In [1]:
import sys
from pyspark import SparkContext

# start spark with 4 worker threads (since 4 cores available)
sc = SparkContext("local[4]")
sc.setLogLevel("ERROR")

# read the input files into an RDD[String] and split each line into an array of items
# 1 file of machine events (~ 3 MB)
# first 200 files of job events (~ 128 MB)
# first 7 files of task events (~ 137 MB)
# first file of task usage (~ 364 MB)
machine_events_file = sc.textFile("data/machine_events/part-00000-of-00001.csv").map(lambda x : x.split(','))
job_events_file = sc.textFile("data/job_events/part-00[0-1][0-9][0-9]-of-00500.csv").map(lambda x : x.split(','))
task_events_file = sc.textFile("data/task_events/part-0000[0-6]-of-00500.csv").map(lambda x : x.split(','))
task_usage_file = sc.textFile("data/task_usage/part-00001-of-00500.csv").map(lambda x : x.split(','))

# keep the RDD in memory
machine_events_file.cache()
job_events_file.cache()
task_events_file.cache()
task_usage_file.cache()

# show the number of observations (lines)
# print(machine_events_file.count())
# print(job_events_file.count())
# print(task_events_file.count())


PythonRDD[11] at RDD at PythonRDD.scala:53

## Question 1: What is the distribution of the machines according to their CPU capacity?

In [2]:
# prepare indexes (machine ID and CPU) according to "schema.csv" file
i_mID = 1
i_CPU = 4

# create (machine_ID, CPU) unique pairs
mID_CPU = machine_events_file.map(lambda x: (x[i_mID], x[i_CPU])).distinct()
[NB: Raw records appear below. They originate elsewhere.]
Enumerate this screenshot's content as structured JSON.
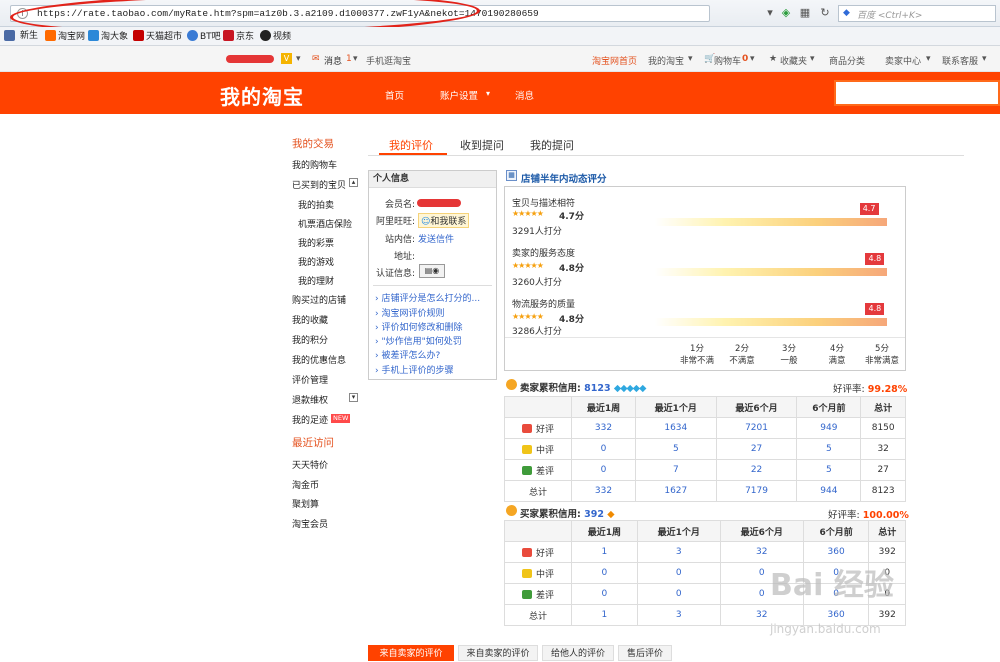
{
  "browser": {
    "url": "https://rate.taobao.com/myRate.htm?spm=a1z0b.3.a2109.d1000377.zwF1yA&nekot=1470190280659",
    "search_placeholder": "百度 <Ctrl+K>"
  },
  "bookmarks": [
    "新生",
    "淘宝网",
    "淘大象",
    "天猫超市",
    "BT吧",
    "京东",
    "视频"
  ],
  "sitenav": {
    "messages": "消息",
    "messages_count": "1",
    "mobile": "手机逛淘宝",
    "home": "淘宝网首页",
    "my_taobao": "我的淘宝",
    "cart": "购物车",
    "cart_count": "0",
    "favorites": "收藏夹",
    "categories": "商品分类",
    "seller_center": "卖家中心",
    "service": "联系客服"
  },
  "header": {
    "logo": "我的淘宝",
    "nav": [
      "首页",
      "账户设置",
      "消息"
    ]
  },
  "sidebar": {
    "section1": "我的交易",
    "items1": [
      "我的购物车",
      "已买到的宝贝",
      "我的拍卖",
      "机票酒店保险",
      "我的彩票",
      "我的游戏",
      "我的理财",
      "购买过的店铺",
      "我的收藏",
      "我的积分",
      "我的优惠信息",
      "评价管理",
      "退款维权",
      "我的足迹"
    ],
    "new_badge": "NEW",
    "section2": "最近访问",
    "items2": [
      "天天特价",
      "淘金币",
      "聚划算",
      "淘宝会员"
    ]
  },
  "tabs": [
    "我的评价",
    "收到提问",
    "我的提问"
  ],
  "info": {
    "title": "个人信息",
    "member_label": "会员名:",
    "wangwang_label": "阿里旺旺:",
    "wangwang_btn": "和我联系",
    "mail_label": "站内信:",
    "mail_link": "发送信件",
    "addr_label": "地址:",
    "cert_label": "认证信息:",
    "faq": [
      "店铺评分是怎么打分的...",
      "淘宝网评价规则",
      "评价如何修改和删除",
      "\"炒作信用\"如何处罚",
      "被差评怎么办?",
      "手机上评价的步骤"
    ]
  },
  "dsr": {
    "title": "店铺半年内动态评分",
    "items": [
      {
        "name": "宝贝与描述相符",
        "score": "4.7分",
        "count": "3291人打分",
        "flag": "4.7",
        "value": 4.7
      },
      {
        "name": "卖家的服务态度",
        "score": "4.8分",
        "count": "3260人打分",
        "flag": "4.8",
        "value": 4.8
      },
      {
        "name": "物流服务的质量",
        "score": "4.8分",
        "count": "3286人打分",
        "flag": "4.8",
        "value": 4.8
      }
    ],
    "axis": [
      {
        "n": "1分",
        "l": "非常不满"
      },
      {
        "n": "2分",
        "l": "不满意"
      },
      {
        "n": "3分",
        "l": "一般"
      },
      {
        "n": "4分",
        "l": "满意"
      },
      {
        "n": "5分",
        "l": "非常满意"
      }
    ]
  },
  "seller_credit": {
    "title": "卖家累积信用:",
    "value": "8123",
    "rate_label": "好评率:",
    "rate": "99.28%",
    "headers": [
      "",
      "最近1周",
      "最近1个月",
      "最近6个月",
      "6个月前",
      "总计"
    ],
    "rows": [
      {
        "label": "好评",
        "cells": [
          "332",
          "1634",
          "7201",
          "949",
          "8150"
        ]
      },
      {
        "label": "中评",
        "cells": [
          "0",
          "5",
          "27",
          "5",
          "32"
        ]
      },
      {
        "label": "差评",
        "cells": [
          "0",
          "7",
          "22",
          "5",
          "27"
        ]
      },
      {
        "label": "总计",
        "cells": [
          "332",
          "1627",
          "7179",
          "944",
          "8123"
        ]
      }
    ]
  },
  "buyer_credit": {
    "title": "买家累积信用:",
    "value": "392",
    "rate_label": "好评率:",
    "rate": "100.00%",
    "headers": [
      "",
      "最近1周",
      "最近1个月",
      "最近6个月",
      "6个月前",
      "总计"
    ],
    "rows": [
      {
        "label": "好评",
        "cells": [
          "1",
          "3",
          "32",
          "360",
          "392"
        ]
      },
      {
        "label": "中评",
        "cells": [
          "0",
          "0",
          "0",
          "0",
          "0"
        ]
      },
      {
        "label": "差评",
        "cells": [
          "0",
          "0",
          "0",
          "0",
          "0"
        ]
      },
      {
        "label": "总计",
        "cells": [
          "1",
          "3",
          "32",
          "360",
          "392"
        ]
      }
    ]
  },
  "bottom_tabs": [
    "来自卖家的评价",
    "来自卖家的评价",
    "给他人的评价",
    "售后评价"
  ],
  "watermark": {
    "main": "Bai 经验",
    "sub": "jingyan.baidu.com"
  }
}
# TODO: create graph (or other illustr)


## Question 2: What is the percentage of computational power lost due to maintenance (a machine went offline and reconnected later)?
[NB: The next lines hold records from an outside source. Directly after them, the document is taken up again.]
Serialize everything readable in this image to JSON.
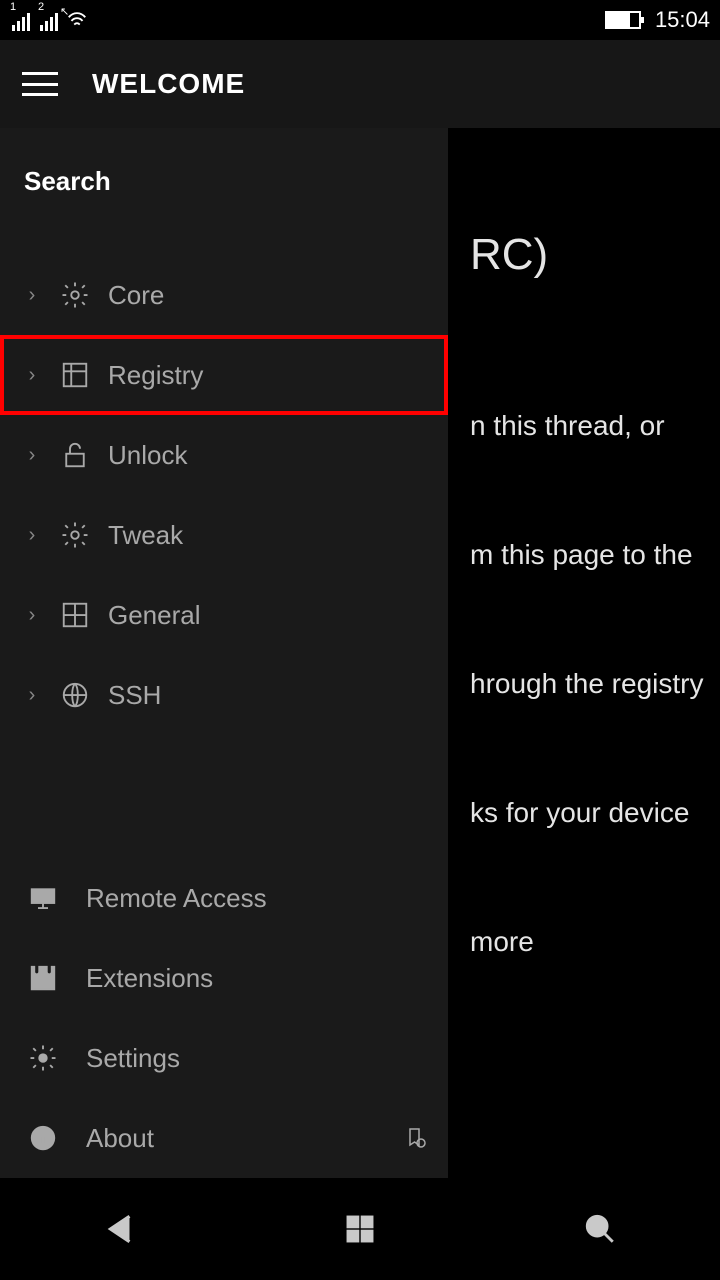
{
  "status": {
    "sim1": "1",
    "sim2": "2",
    "time": "15:04"
  },
  "header": {
    "title": "WELCOME"
  },
  "sidebar": {
    "search_label": "Search",
    "items": [
      {
        "label": "Core"
      },
      {
        "label": "Registry"
      },
      {
        "label": "Unlock"
      },
      {
        "label": "Tweak"
      },
      {
        "label": "General"
      },
      {
        "label": "SSH"
      }
    ],
    "bottom": [
      {
        "label": "Remote Access"
      },
      {
        "label": "Extensions"
      },
      {
        "label": "Settings"
      },
      {
        "label": "About"
      }
    ]
  },
  "background": {
    "title_fragment": "RC)",
    "lines": [
      "n this thread, or",
      "m this page to the",
      "hrough the registry",
      "ks for your device",
      "more"
    ]
  }
}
TODO: Challenges: Thinking in key-value paradigm. How result should look like? Tried (time, % lost), but % always 0 or 100. Couldn't convert to float, because some CPU not given.
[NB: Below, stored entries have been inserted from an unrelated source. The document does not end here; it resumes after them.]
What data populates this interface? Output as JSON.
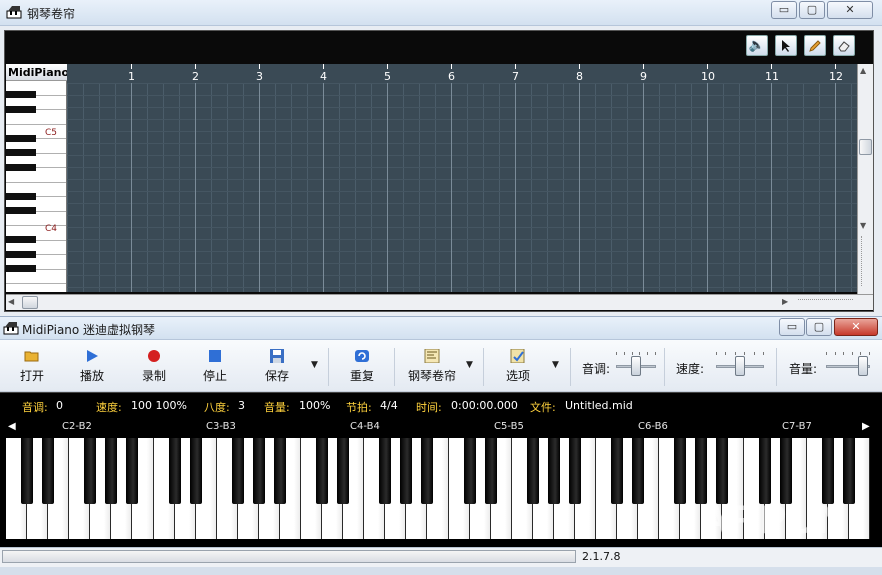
{
  "top_window": {
    "title": "钢琴卷帘",
    "minimize": "▭",
    "maximize": "▢",
    "close": "✕",
    "tools": [
      "speaker-icon",
      "cursor-icon",
      "pencil-icon",
      "eraser-icon"
    ],
    "keyboard_header": "MidiPiano",
    "key_labels": [
      "C5",
      "C4"
    ],
    "measures": [
      "1",
      "2",
      "3",
      "4",
      "5",
      "6",
      "7",
      "8",
      "9",
      "10",
      "11",
      "12"
    ]
  },
  "main_window": {
    "title": "MidiPiano 迷迪虚拟钢琴",
    "minimize": "▭",
    "maximize": "▢",
    "close": "✕",
    "toolbar": {
      "open": "打开",
      "play": "播放",
      "record": "录制",
      "stop": "停止",
      "save": "保存",
      "repeat": "重复",
      "piano_roll": "钢琴卷帘",
      "options": "选项",
      "pitch_label": "音调:",
      "speed_label": "速度:",
      "volume_label": "音量:"
    },
    "sliders": {
      "pitch": 0.5,
      "speed": 0.5,
      "volume": 0.95
    },
    "status": {
      "pitch_k": "音调:",
      "pitch_v": "0",
      "speed_k": "速度:",
      "speed_v": "100  100%",
      "octave_k": "八度:",
      "octave_v": "3",
      "volume_k": "音量:",
      "volume_v": "100%",
      "beat_k": "节拍:",
      "beat_v": "4/4",
      "time_k": "时间:",
      "time_v": "0:00:00.000",
      "file_k": "文件:",
      "file_v": "Untitled.mid"
    },
    "octaves": [
      "C2-B2",
      "C3-B3",
      "C4-B4",
      "C5-B5",
      "C6-B6",
      "C7-B7"
    ],
    "watermark": "ARPUN",
    "version": "2.1.7.8"
  },
  "colors": {
    "grid_bg": "#3a4a55",
    "status_key": "#ffd23d",
    "record_red": "#d42020",
    "accent_blue": "#2f6fd6"
  }
}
Conclusion: More memory capacity loss than cpu power.

In [3]:
## formula: (lost CPU power / total CPU power) * 100 

# get total CPU power
col_CPU = machine_events_file.map(lambda x: x[4])  # get only CPU column
col_CPU = col_CPU.filter(lambda x: len(x) > 0)     # filter rows with no CPU data 
col_CPU = col_CPU.map(lambda x: float(x))          # convert CPU to float
total_CPU = col_CPU.sum()                          # sum up column

# get total lost CPU power (event_type == 1)
col_CPU_lost = machine_events_file.map(lambda x: (x[4], x[2])).filter(lambda x: x[1] == '1')
col_CPU_lost = col_CPU_lost.filter(lambda x: len(x[0]) > 0).map(lambda x: float(x[0]))
total_lost_CPU = col_CPU_lost.sum()

# result
print("Percentage of computational power lost due to maintenance:", 
      round((total_lost_CPU / total_CPU) * 100, 2), "%")

# same for % of memory capacity lost
total_mem = machine_events_file.map(lambda x: x[5]).filter(lambda x: len(x) > 0).map(lambda x: float(x)).sum()
total_lost_mem = machine_events_file.map(lambda x: (x[5], x[2])).filter(lambda x: x[1] == '1' and len(x[0]) > 0).map(lambda x: float(x[0])).sum()

print("Percentage of memory capacity lost due to maintenance:", 
      round((total_lost_mem / total_mem) * 100, 2), "%")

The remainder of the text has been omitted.